In blaxploitation, yes, a lot of it is smut, with a little bit of a message thrown in, like broccoli you hide under cheese sauce for the kids to eat (laughs). But Blacks saw themselves in power. When I saw Jim Kelly in “Black Belt Jones” or Pam Grier in “Coffy,” it was different than watching Clint Eastwood hold a gun to a black man’s face and ask him if he felt lucky. Or watching Bandit Number Three in an episode of “Beretta.” Pam Grier pulling a gun out of her Afro meant only one thing: We were in power.

Like anything that starts underground, it will disappear once it moves into the mainstream. Maybe that’s what’s happening with Blaxploitation.

Question: It wasn’t long before the “respectable” studio films that won Oscars in the ’70s adopted the same levels of violence.
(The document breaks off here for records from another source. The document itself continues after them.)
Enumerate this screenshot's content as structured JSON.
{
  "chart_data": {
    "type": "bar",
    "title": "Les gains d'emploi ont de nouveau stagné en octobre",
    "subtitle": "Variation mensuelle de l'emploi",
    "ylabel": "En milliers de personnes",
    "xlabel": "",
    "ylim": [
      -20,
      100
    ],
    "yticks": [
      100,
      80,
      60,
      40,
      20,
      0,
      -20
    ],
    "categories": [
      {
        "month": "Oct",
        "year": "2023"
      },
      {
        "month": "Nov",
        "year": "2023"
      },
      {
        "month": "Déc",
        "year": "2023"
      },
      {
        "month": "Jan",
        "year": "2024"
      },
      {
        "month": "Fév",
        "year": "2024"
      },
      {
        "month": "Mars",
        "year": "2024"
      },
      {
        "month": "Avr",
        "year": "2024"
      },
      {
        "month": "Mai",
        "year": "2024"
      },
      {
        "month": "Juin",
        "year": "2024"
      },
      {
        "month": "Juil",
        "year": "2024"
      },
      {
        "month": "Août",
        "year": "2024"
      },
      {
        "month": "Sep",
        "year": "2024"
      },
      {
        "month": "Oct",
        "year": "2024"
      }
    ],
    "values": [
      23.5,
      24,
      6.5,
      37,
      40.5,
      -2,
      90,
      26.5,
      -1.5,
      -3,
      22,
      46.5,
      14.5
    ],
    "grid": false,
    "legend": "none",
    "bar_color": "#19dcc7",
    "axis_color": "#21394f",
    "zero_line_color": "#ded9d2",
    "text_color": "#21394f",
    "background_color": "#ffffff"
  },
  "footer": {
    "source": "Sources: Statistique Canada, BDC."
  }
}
A: Correct. Look at “The Godfather,” which comes from a truly trashy book. I always say that this is too well directed an exploitation movie to be called an exploitation movie.

Question: Do you think Blaxploitation has gotten a questionable or double-edged second life thanks to Quentin Tarantino?

A: Yes, I loved “Jackie Brown”…

Q: His is my favorite.

A: Me too. This is where it really boils blaxploitation down to its essence. In “Django Unchained,” which I also liked, he focuses (entirely) on the most salacious and negative images he can. It’s a pastiche that works most of the time. But not always. Tarantino, I hate to say it, does his white boy thing by focusing on what he thinks are the coolest elements of Blaxploitation, without realizing that some of the things he does are just too much. And it’s not worth leaning on.

Richard Roundtree in 1971 "Shaft." (MGM)
Richard Roundtree in the 1971 movie “Shaft”. (MGM)

Question: You list many favorites in “Black Caesars and Fox Cleopatras.” Do you have a favorite moment or scene that captures everything you love about blaxploitation?

A: The opening of “Shaft”. When Shaft left the subway at 42nd Street and walked down the street at the same time as that song. This is the defining moment for me. I literally did this yesterday and I’ll do it again tonight: Exit the Times Square station at 42nd Street and listen to that theme in my head. (Director) Gordon Parks told Richard Roundtree to cross the street without looking because Shaft never looked either way. That moment when the taxi almost got run over? This really happened. He nearly ran over Richard Roundtree on the first day. On the first day of shooting.

Henderson will be signing copies of his book “Black Caesars and Foxy Cleopatras: A History of Blaxploitation Cinema” at 7 p.m. Feb. 27 at the Music Box Theatre, 3733 N. Southport Ave.; tickets $12 musicboxutheatre.com. Post-screening discussion with Henderson and rogerebert.com editor and reviewer Brian Tallerico.